The present paper deals with the characterization of the conjugated two-dimensional steady-state heat transfer problem in two parallel-plate micro-channel heat sinks. The fluid is assumed to be incompressible and with constant properties. Simultaneous hydrodynamic and thermal developing region is taken into consideration here. Axial conduction is also taken into account. An analysis is performed for constant wall temperature at the outer surfaces of the plates. The heat wave generated at these surfaces is crossing through the plates to reach the interface with the fluid in the micro-channel. Due to the fact that channel height (H) is of the same order of dimension of the plate thickness (E) in the micro-channel, the conduction in the plate cannot be assumed negligible.
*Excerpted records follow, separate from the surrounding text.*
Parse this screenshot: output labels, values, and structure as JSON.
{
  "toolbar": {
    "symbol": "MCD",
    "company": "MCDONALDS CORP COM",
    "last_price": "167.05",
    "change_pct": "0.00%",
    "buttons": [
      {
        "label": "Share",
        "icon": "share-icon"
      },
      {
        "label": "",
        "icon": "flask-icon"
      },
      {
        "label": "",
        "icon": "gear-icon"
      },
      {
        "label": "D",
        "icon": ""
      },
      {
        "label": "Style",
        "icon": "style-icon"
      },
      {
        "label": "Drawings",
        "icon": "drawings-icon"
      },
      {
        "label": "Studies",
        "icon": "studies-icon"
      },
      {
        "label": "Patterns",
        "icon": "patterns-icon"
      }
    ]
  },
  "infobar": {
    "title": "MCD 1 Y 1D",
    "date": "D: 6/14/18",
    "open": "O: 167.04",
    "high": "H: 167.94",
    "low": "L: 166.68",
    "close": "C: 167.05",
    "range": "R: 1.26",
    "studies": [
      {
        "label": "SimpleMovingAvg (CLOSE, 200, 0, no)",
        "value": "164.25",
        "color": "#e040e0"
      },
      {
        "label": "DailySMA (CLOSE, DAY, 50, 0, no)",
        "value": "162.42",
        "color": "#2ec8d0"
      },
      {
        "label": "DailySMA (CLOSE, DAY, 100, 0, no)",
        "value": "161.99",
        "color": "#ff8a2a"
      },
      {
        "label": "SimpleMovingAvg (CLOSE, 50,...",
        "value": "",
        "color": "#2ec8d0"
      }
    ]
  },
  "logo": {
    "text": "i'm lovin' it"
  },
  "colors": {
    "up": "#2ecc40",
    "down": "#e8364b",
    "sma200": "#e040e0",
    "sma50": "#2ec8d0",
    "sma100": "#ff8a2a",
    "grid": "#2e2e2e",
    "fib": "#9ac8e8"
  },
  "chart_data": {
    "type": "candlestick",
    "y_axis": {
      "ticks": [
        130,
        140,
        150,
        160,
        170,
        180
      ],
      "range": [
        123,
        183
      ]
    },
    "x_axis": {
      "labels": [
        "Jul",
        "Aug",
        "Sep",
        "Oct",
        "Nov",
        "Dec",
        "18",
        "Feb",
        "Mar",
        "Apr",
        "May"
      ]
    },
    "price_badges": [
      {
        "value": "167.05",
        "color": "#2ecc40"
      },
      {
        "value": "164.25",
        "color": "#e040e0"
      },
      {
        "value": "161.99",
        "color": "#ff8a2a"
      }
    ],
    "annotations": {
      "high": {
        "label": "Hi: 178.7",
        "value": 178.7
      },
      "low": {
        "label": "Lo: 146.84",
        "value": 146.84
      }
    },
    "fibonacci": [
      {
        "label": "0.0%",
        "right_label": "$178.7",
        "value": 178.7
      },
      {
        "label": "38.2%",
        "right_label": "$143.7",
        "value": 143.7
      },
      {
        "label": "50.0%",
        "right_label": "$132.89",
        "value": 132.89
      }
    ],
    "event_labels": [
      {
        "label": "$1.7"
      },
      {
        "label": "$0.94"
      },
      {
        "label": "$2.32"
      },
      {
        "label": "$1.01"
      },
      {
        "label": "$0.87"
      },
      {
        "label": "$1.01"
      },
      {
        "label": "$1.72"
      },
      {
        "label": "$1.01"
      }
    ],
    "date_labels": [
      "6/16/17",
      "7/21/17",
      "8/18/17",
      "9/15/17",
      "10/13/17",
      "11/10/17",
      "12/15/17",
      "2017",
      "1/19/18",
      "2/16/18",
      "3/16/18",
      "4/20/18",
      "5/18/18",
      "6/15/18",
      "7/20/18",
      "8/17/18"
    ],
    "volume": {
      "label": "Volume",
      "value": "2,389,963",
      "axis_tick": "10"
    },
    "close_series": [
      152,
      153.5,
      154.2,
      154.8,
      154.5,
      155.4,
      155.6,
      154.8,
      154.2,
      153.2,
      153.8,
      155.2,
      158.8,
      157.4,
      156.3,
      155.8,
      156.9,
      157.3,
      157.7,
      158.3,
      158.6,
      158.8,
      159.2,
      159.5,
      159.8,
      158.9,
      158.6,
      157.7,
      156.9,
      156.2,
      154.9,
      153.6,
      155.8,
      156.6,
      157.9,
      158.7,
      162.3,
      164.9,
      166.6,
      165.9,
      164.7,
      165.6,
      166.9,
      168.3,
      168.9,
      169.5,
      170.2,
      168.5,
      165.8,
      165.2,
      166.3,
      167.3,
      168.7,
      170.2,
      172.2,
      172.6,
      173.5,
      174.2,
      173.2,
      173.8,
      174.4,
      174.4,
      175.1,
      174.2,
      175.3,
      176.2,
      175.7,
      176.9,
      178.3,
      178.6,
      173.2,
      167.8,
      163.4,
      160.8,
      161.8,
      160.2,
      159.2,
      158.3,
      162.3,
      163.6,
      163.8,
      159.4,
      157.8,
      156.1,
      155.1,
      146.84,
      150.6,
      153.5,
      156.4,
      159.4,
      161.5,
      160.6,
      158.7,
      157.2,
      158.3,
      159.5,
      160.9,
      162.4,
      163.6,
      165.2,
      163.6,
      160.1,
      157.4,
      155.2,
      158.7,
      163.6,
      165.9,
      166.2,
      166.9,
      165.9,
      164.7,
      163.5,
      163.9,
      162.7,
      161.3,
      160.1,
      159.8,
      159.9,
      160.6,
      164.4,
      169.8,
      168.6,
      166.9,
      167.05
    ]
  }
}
Therefore, the convective heat transfer in a micro-channel is conjugated with the conduction in the solid plates. The two-dimensional Navier-Stokes equations and the energy equation are solved by the finite-control-volume method. Detailed temperature profiles in the fluid and the solid, the fluid bulk temperature and the heat flux distributions on the fluid-solid interface are provided. The effects of the plate thickness and the solid to fluid thermal conductivities ratio (K = k_s/k_f) are studied for a water flow with a Reynolds number Re = 100. The results of different simulations are analyzed, and the axial distributions of the Nusselt number are deduced for each case. The results show that viscous heating of the fluid can significantly influence the heat transfer in the micro-channel heat sink. The thickness plate (E) may have an influence on both thermal developing length and the asymptotic Nusselt number value which corresponds to the fully developed flow. The bulk fluid temperature is shown to vary in a nonlinear form along the flow direction.